There is evidence that serotonin and norepinephrine dual reuptake inhibitors are effective in treating neuropathy-related pain. Several phase 3 studies have shown that duloxetine is an effective treatment for painful diabetic neuropathy.
Ellen M. Lavoie Smith, Ph.D., of the University of Michigan School of Nursing, Ann Arbor, and colleagues conducted a randomized phase 3 trial to examine whether duloxetine would lessen chemotherapy-induced peripheral neuropathic pain. The study included 231 patients who were 25 years or older being treated at community and academic settings between April 2008 and March 2011. Study follow-up was completed July 2012. Stratified by chemotherapeutic drug and comorbid pain risk, patients were randomized to receive either duloxetine followed by placebo or placebo followed by duloxetine. Eligibility required that patients have a pain score of at least 4 on a scale of 0 to 10, representing average chemotherapy-induced pain, after paclitaxel, other taxane, or oxaliplatin treatment.
The initial treatment consisted of taking 1 capsule daily of either 30 mg of duloxetine or placebo for the first week and 2 capsules of either 30 mg of duloxetine or placebo daily for 4 additional weeks.
The researchers found that at the end of the initial treatment period, patients in the duloxetine-first group reported a larger decrease in average pain (average change score, 1.06) than those in the placebo-first group (average change score 0.34). The observed average difference in the average pain score between the duloxetine-first and placebo-first groups was 0.73. Of the patients treated with duloxetine first, 59 percent reported any decrease in pain vs. 38 percent of patients treated with placebo first. Thirty percent of duloxetine-treated patients reported no change in pain and 10 percent reported increased pain.

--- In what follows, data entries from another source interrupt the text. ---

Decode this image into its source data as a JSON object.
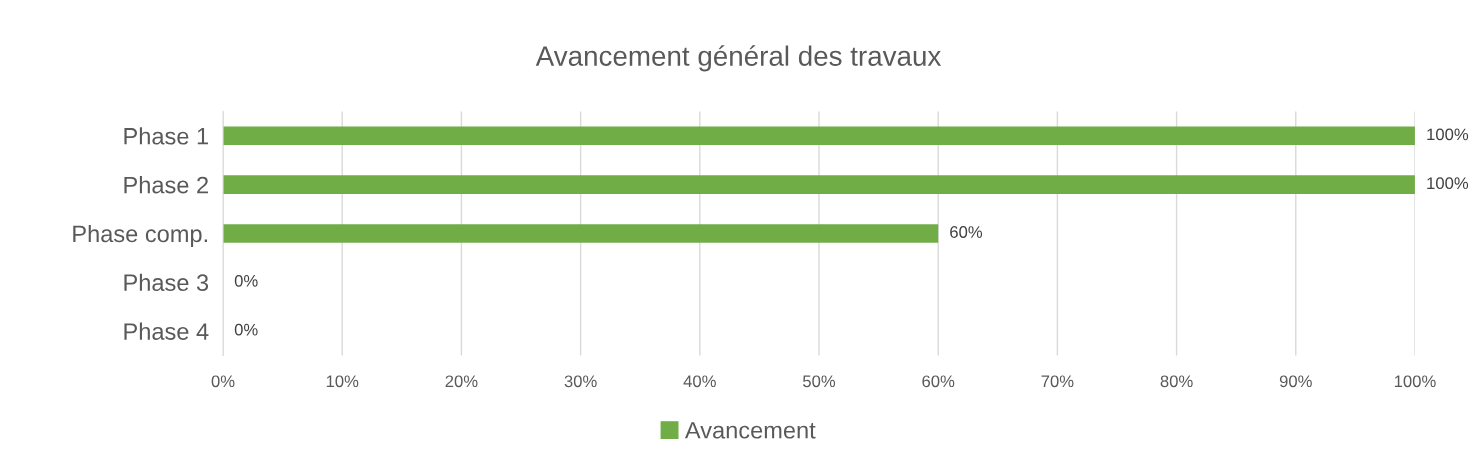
{
  "chart_data": {
    "type": "bar",
    "orientation": "horizontal",
    "title": "Avancement général des travaux",
    "categories": [
      "Phase 1",
      "Phase 2",
      "Phase comp.",
      "Phase 3",
      "Phase 4"
    ],
    "series": [
      {
        "name": "Avancement",
        "color": "#70ad47",
        "values": [
          100,
          100,
          60,
          0,
          0
        ],
        "value_labels": [
          "100%",
          "100%",
          "60%",
          "0%",
          "0%"
        ]
      }
    ],
    "xlim": [
      0,
      100
    ],
    "xticks": [
      {
        "value": 0,
        "label": "0%"
      },
      {
        "value": 10,
        "label": "10%"
      },
      {
        "value": 20,
        "label": "20%"
      },
      {
        "value": 30,
        "label": "30%"
      },
      {
        "value": 40,
        "label": "40%"
      },
      {
        "value": 50,
        "label": "50%"
      },
      {
        "value": 60,
        "label": "60%"
      },
      {
        "value": 70,
        "label": "70%"
      },
      {
        "value": 80,
        "label": "80%"
      },
      {
        "value": 90,
        "label": "90%"
      },
      {
        "value": 100,
        "label": "100%"
      }
    ],
    "grid": "x",
    "legend": "bottom"
  }
}
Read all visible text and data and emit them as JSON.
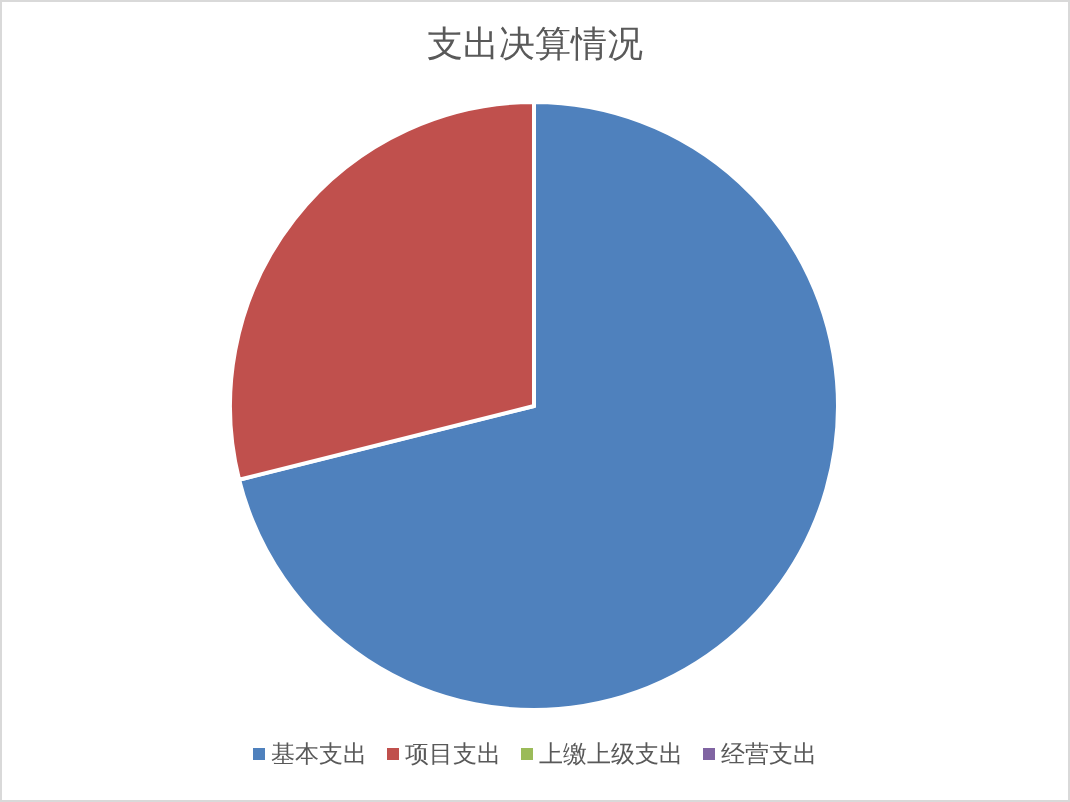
{
  "chart_data": {
    "type": "pie",
    "title": "支出决算情况",
    "categories": [
      "基本支出",
      "项目支出",
      "上缴上级支出",
      "经营支出"
    ],
    "values": [
      71.1,
      28.9,
      0,
      0
    ],
    "colors": [
      "#4f81bd",
      "#c0504d",
      "#9bbb59",
      "#8064a2"
    ],
    "legend": "bottom"
  }
}
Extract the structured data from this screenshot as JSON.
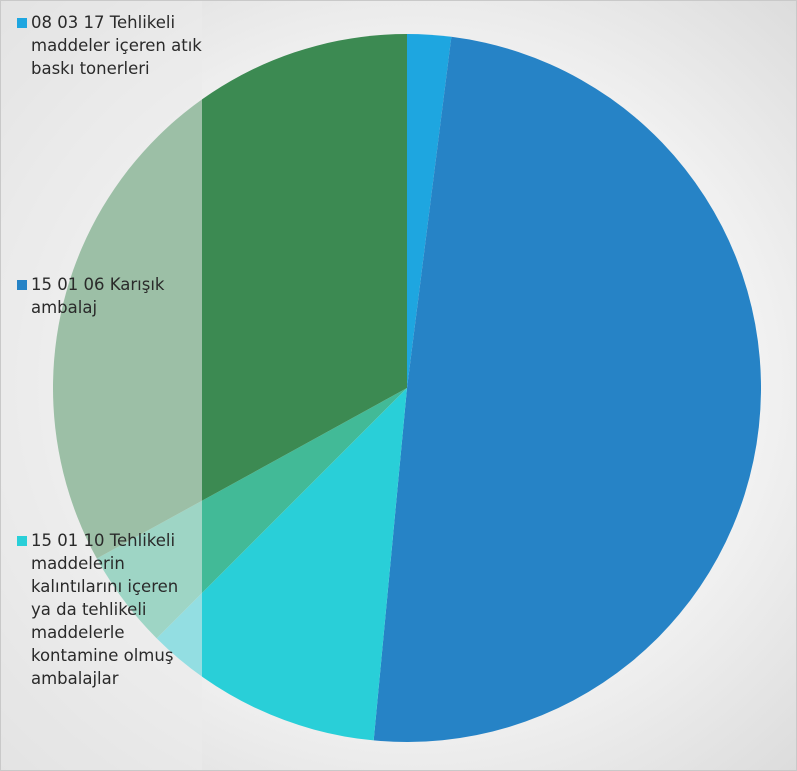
{
  "chart_data": {
    "type": "pie",
    "title": "",
    "legend_position": "left",
    "slices": [
      {
        "label": "08 03 17 Tehlikeli maddeler içeren atık baskı tonerleri",
        "value": 2.0,
        "color": "#1ea6e0"
      },
      {
        "label": "15 01 06 Karışık ambalaj",
        "value": 49.5,
        "color": "#2683c6"
      },
      {
        "label": "15 01 10 Tehlikeli maddelerin kalıntılarını içeren ya da tehlikeli maddelerle kontamine olmuş ambalajlar",
        "value": 11.0,
        "color": "#29cfd8"
      },
      {
        "label": "",
        "value": 4.5,
        "color": "#42ba97"
      },
      {
        "label": "",
        "value": 33.0,
        "color": "#3c8a52"
      }
    ]
  }
}
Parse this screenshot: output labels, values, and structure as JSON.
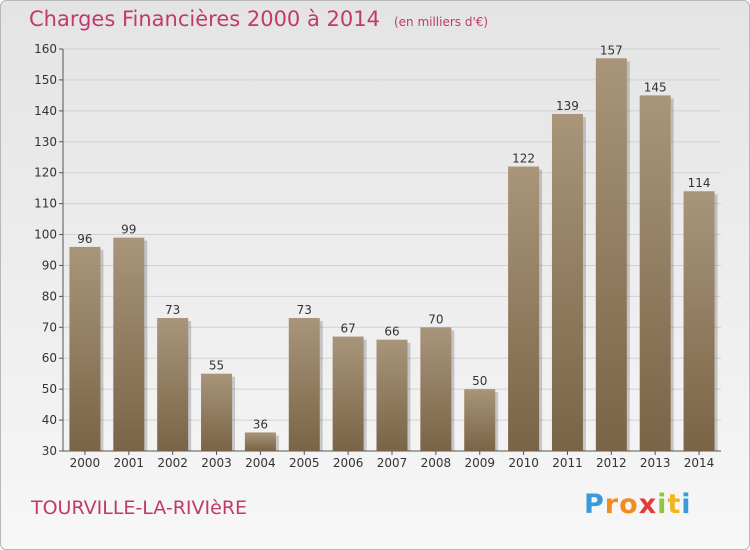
{
  "title": "Charges Financières 2000 à 2014",
  "unit_note": "(en milliers d'€)",
  "city": "TOURVILLE-LA-RIVIèRE",
  "logo": {
    "letters": [
      "P",
      "r",
      "o",
      "x",
      "i",
      "t",
      "i"
    ],
    "colors": [
      "#3a9ad9",
      "#f28c1e",
      "#f28c1e",
      "#e23b3b",
      "#8dc63f",
      "#f2b51e",
      "#3a9ad9"
    ]
  },
  "colors": {
    "title": "#c03a6e",
    "bar_top": "#a8957a",
    "bar_bottom": "#7a6447",
    "grid": "#d2d2d2"
  },
  "chart_data": {
    "type": "bar",
    "title": "Charges Financières 2000 à 2014",
    "categories": [
      "2000",
      "2001",
      "2002",
      "2003",
      "2004",
      "2005",
      "2006",
      "2007",
      "2008",
      "2009",
      "2010",
      "2011",
      "2012",
      "2013",
      "2014"
    ],
    "values": [
      96,
      99,
      73,
      55,
      36,
      73,
      67,
      66,
      70,
      50,
      122,
      139,
      157,
      145,
      114
    ],
    "xlabel": "",
    "ylabel": "",
    "ylim": [
      30,
      160
    ],
    "yticks": [
      30,
      40,
      50,
      60,
      70,
      80,
      90,
      100,
      110,
      120,
      130,
      140,
      150,
      160
    ],
    "grid": true,
    "legend": "none"
  }
}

The authors note that the results suggested that patients who received platinums (oxaliplatin) may have experienced more benefit from duloxetine than those who received taxanes.
Pain-related quality-of-life improved to a greater degree for those treated with duloxetine during the initial treatment than for those treated with placebo.
“In conclusion, 5 weeks of duloxetine treatment was associated with a statistically and clinically significant improvement in pain compared with placebo. Exploratory analyses raise the possibility that duloxetine may work better for oxaliplatin-induced rather than taxane-induced painful chemotherapy-induced peripheral neuropathy,” the researchers write.